Juste, équitable et progressive ?
Mise au point sur la nouvelle taxe immobilière
Le gouvernement vient de présenter son projet de loi pour une nouvelle taxe sur l’immobilier, malheureusement sans intégrer les différents types d’imposition déjà en vigueur, mais en en créant une nouvelle: la taxe Immobilière.
Le projet de loi vise, entre autres, à harmoniser l’imposition sur la fortune aux tendances européennes. En effet, tandis qu’en Hongrie de telles taxations représentent 2 à 3% du total des revenus fiscaux, en Europe cette proportion va jusqu’à 10%. Toutefois, le but primordial du gouvernement n’est pas de générer des recettes budgétaires, estimées à 150 milliards de HUF. Il est d’avantage moral dans le sens où il cherche à harmoniser les cotisations des Hongrois les plus riches avec l’augmentation des charges publiques assumées par les citoyens.
L’idée de l’introduction de la taxe immobilière a été évoquée pour la première fois par le programme de convergence de 2006, avec une mise en place prévue pour 2008. Comme aucune obligation financière n’a rendu les mesures urgentes, et que les principaux partis n’avaient pu se mettre d’accord sur une telle réforme à l’époque, celle-ci avait été ajournée. Toutefois, la crise économique a remis cette question sur le devant de la scène: conformément aux propos du gouvernement en 2008, le programme de l’Alliance pour les Réformes a été marqué par le projet de taxe immobilière, de nouveau évoqué cette fois dans le plan du nouveau Premier Ministre, Gordon Bajnai. Selon ce dernier, la nouvelle taxe immobilière distinguerait trois catégories de taxation progressive des biens immobiliers : “appartements”, “maisons”, “véhicules maritimes et voitures de luxe”, avec des barrières d’une valeur de 30 et 50 millions de HUF. Les biens ayant une valeur supérieure à 30 millions, mais inférieure à 50 millions de HUF, seront assujettis à une taxation de 0,35%, qui s’élèvera ensuite jusqu’à 0,5% pour les immobiliers à valeur supérieur à 50 millions de HUF. Les cotisations seront basées sur l’auto-déclaration et administrées par le Fisc.

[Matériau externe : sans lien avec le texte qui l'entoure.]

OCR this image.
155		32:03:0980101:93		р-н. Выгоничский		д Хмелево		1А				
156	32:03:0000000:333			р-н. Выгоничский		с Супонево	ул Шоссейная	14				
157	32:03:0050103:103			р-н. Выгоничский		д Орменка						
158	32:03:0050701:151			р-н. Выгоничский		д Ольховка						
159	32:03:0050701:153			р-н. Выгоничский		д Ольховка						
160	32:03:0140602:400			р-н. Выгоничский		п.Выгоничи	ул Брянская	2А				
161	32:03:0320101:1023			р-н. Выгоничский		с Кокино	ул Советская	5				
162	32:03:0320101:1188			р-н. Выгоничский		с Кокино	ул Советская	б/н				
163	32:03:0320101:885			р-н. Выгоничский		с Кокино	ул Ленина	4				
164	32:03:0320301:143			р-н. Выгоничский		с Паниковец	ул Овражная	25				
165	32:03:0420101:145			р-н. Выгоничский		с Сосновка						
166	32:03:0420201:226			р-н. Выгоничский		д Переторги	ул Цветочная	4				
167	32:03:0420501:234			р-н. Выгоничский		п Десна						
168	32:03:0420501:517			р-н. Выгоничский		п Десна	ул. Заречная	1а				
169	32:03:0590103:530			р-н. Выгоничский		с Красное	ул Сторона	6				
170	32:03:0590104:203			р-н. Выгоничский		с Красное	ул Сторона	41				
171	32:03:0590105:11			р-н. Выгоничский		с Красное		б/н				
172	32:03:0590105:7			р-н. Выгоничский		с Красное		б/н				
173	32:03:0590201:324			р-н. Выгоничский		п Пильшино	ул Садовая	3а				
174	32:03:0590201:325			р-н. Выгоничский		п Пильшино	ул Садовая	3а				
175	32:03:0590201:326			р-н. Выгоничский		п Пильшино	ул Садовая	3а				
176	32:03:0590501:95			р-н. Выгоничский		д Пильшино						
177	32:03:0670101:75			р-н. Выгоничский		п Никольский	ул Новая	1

Le projet de loi sur la taxe immobilière est fortement critiqué tant par l’opposition, revendiquant de vraies réformes fiscales, que par les experts financiers. Tout d’abord parce qu’il est très difficile d’estimer le cours du marché des biens immobiliers. Il est donc unique, relatif, éventuel et volatile, impossible d’être généralisé par des calculs et fonctions modèles. Créer un registre récapitulant la valeur de tous les biens immobiliers en Hongrie, dont on ne dispose pas à l’heure actuelle, nécessiterait deux ans de travail et un contrôle permanent et donc coûteux, ne serait-ce que pour le personnel qualifié qu’il faudrait former pour cette tâche. De plus, la nouvelle taxe pose des problèmes moraux: premièrement elle fait payer les épargnants, ceux qui, au lieux de dépenser le total de leurs revenus, se sont servi de leurs épargnes, déjà fortement taxés, pour investir dans l’immobilier. Deuxièmement, l’acquisition des biens immobiliers en Hongrie ne résulte pas d’une croissance continue du niveau de vie au cours des dernières décennies, mais de procédures de privatisation menées dans les années 1990: c’est à cette époque là que les locataires des appartements régis jusqu’alors par l’Etat ont pu acquérir ces biens à des prix négligeables et devenir ainsi propriétaires. Notons par ailleurs que la nouvelle loi enrichit le budget de l’Etat, ce qui va contre l’esprit de décentralisation de la constitution et l’élargissement des droits des municipalités, certainement plus compétentes en matière d’affaires locales. Malheureusement, la taxe prévue n’est pas universelle car elle ne pèse pas sur les biens publics, c’est à dire les locaux et bâtiments détenus par les autorités et sociétés nationales.
La question se pose alors de savoir comment une cotisation sur les biens immobiliers peut être efficace et juste si elle ne touche pas le plus grand propriétaire du pays, c’est-à-dire l’Etat hongrois. En Hongrie le système fiscal est très mal accepté et les fraudes très fréquentes. Sans doute, nombreux seront ceux qui échapperont à cette taxe immobilière, à l’aide de techniques encore à perfectionner, comme la création de collectivités immobilières: il s’agit de la division juridique des biens immobiliers d’une valeur de 30 millions de HUF en plusieurs parties, détenues par différents membres d’une même famille, exemptes alors de taxation. A l’heure actuelle, le gouvernement n’a pas encore recueilli la majorité pour faire adopter cette proposition et, si les critiques s’avèrent fondées, il aura des difficultés à y parvenir.